How to Use Your Docker Images
You will now be able to find you image under the Packages
tab on your GitHub profile. For example, you can find the image that my own workflow built here. Here, you will also see a command you can run to download the package so that you (or anyone!) could use the image. In my case, it is: docker pull ghcr.io/nathaniel-haines/computational-reproducibility-in-r:latest
. After pulling it to your local computer, you can use it as normal!
Wrapping up
Alright!

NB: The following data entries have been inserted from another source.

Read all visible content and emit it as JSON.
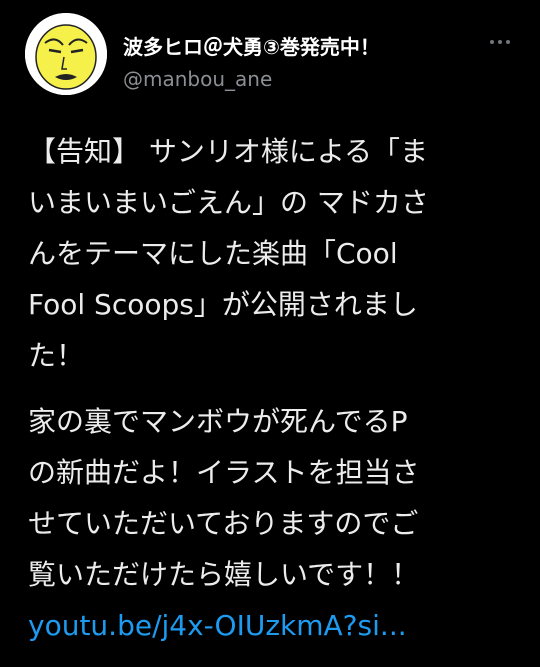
{
  "author": {
    "display_name": "波多ヒロ＠犬勇③巻発売中！",
    "handle": "@manbou_ane",
    "avatar_icon": "yellow-face-avatar"
  },
  "tweet": {
    "line1": "【告知】 サンリオ様による「ま",
    "line2": "いまいまいごえん」の マドカさ",
    "line3": "んをテーマにした楽曲「Cool",
    "line4": "Fool Scoops」が公開されまし",
    "line5": "た！",
    "line6": "家の裏でマンボウが死んでるP",
    "line7": "の新曲だよ！イラストを担当さ",
    "line8": "せていただいておりますのでご",
    "line9": "覧いただけたら嬉しいです！！",
    "link": "youtu.be/j4x-OIUzkmA?si..."
  },
  "colors": {
    "background": "#000000",
    "link": "#1d9bf0",
    "avatar_face": "#f5f04a"
  }
}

So that was a bit long, but I hope that it was useful in covering computational reproducibility in R
. There are of course many other things you could include in this workflow to make it even better (e.g., only building a new image when the renv.lock
file changes, as opposed to each push, or integrating with asdf
so that you can use different R
versions across local projects akin to how renv
lets you use different R
package versions), but I will leave that as an exercise for those who are interested :D
Thanks a lot for stopping by, and I hope you find this useful in your work!